KEY POINTS:
GIRLIE: A NOVEL
by Gillian Ranstead
(Penguin $28)
The prime mover of populations from their home to the far-flung corners of the earth has always been competition for scarce resources, especially land. And that's why, paradoxically, the element that most peoples and nations have in common is the experience of division, of displacement, dispossession and dislocation.
Thus it was that when Maori encountered the various tribes of Europe Scots, Irish, Dalmatians, Protestant French they were able immediately to empathise with much of what constituted for each a distinct identity.
Grief, nostalgia for a remembered home, the cupping of protective hands around your language, reverence for your ancestors and for the stories passed down from generation to generation and binding all together: these were the common ground upon which each group stood, even when you were discussing your differences.

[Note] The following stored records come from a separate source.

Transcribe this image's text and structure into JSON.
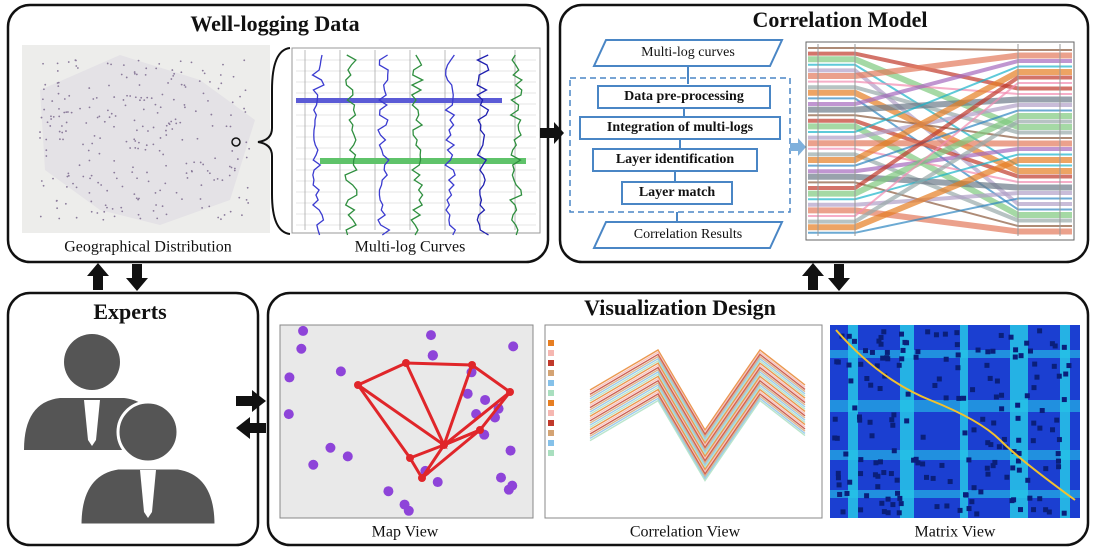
{
  "panels": {
    "well_logging": {
      "title": "Well-logging Data",
      "captions": [
        "Geographical Distribution",
        "Multi-log Curves"
      ]
    },
    "correlation_model": {
      "title": "Correlation Model",
      "flow": {
        "input": "Multi-log curves",
        "steps": [
          "Data pre-processing",
          "Integration of multi-logs",
          "Layer identification",
          "Layer match"
        ],
        "output": "Correlation Results"
      }
    },
    "experts": {
      "title": "Experts"
    },
    "visualization_design": {
      "title": "Visualization Design",
      "views": [
        "Map View",
        "Correlation View",
        "Matrix View"
      ]
    }
  }
}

It is this shared experience that is at the heart of Gillian Ranstead's second novel, Girlie. It's about the cradle of blood ties into which the main character, Mara Duine, is born and to which, as she grows up and becomes more self-aware, she returns. The Duine family are of Highland Scottish stock, displaced from their lands after the battle of Culloden.

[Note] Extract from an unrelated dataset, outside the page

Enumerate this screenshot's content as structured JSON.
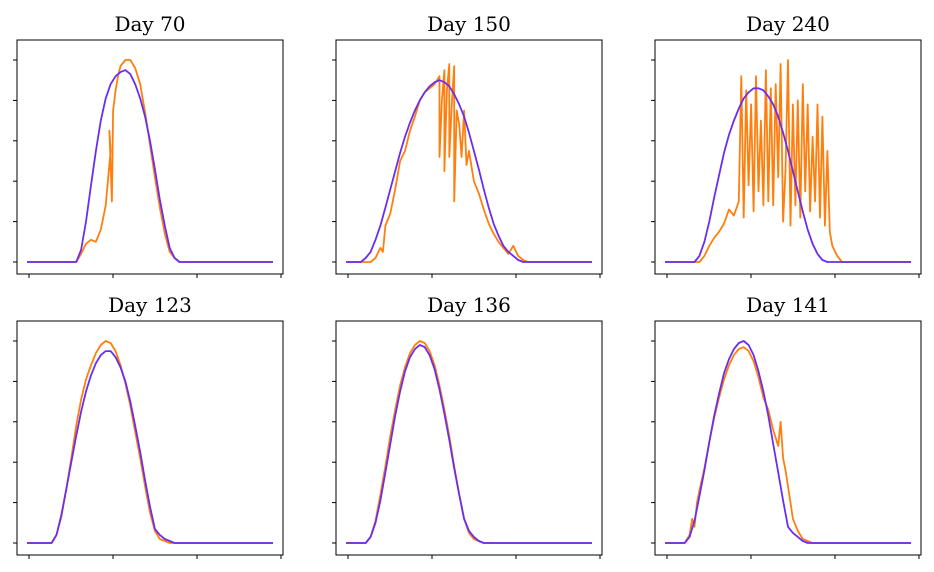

The line is brought to New Zealand by Dhomhnuill, a seaman who jumps ship in Wellington harbour in 1839 after hearing a Scottish tune being played on a pipe by a Maori. Dhomhnuill is accepted by the pipe-player's whanau and raises a family of his own amongst them on gifted land.
By the time Mara is born her name is bestowed by her great-grandfather, Dhomhnuill's son, and means "the sea" in Gaelic in the late 1850s, the gifted land has been converted to freehold to attract development funds from banks who will not lend on Maori land. The moves to convert the lease to freehold mean a rift has developed both within Mara's natural family and between them and their Maori benefactors.
It happens that this sad fact is just one of a whole constellation of unlucky stars that attend her birth, for Mara also has the misfortune to be born fatherless to a mother who is more interested in pursuing a career in journalism than in being a parent. Mara grows up in the care of her extended family, at a time when that family is poised to be forced from the land by a combination of tragedy and natural calamity.
As the author's note following the narrative indicates, Girlie is more of an artist's impression of her own family history than a work of pure imagination (and the title is followed by the words "A Novel", lest there be any confusion). For this reason, many of the storylines and some of the characters are shadowy and half-formed, as the focus is firmly fixed on the greater picture, namely the resilience of blood bonds in the face of the sheer destructive power of circumstance.
Appropriately, perhaps, the best-drawn character is the land, the secluded valley in which Mara grows up, with its river winding through a gorge with precipitous walls that her mother has sourly christened The Immensities, after the immensities of birth and death between which we are all trapped.
By far the most striking feature of Girlie is the power of its prose, which weaves imagery back and back upon itself to form the kind of lacework of intersecting loops and convolutions that recur throughout Celtic art.
In places, the long, mesmerising sentences sound ceremonial, like incantations, like the stories learned on an elder's knee and haunting you, half-remembered, half-forgotten, as you grow up, biding their time and waiting for their moment to reclaim you as one of their own.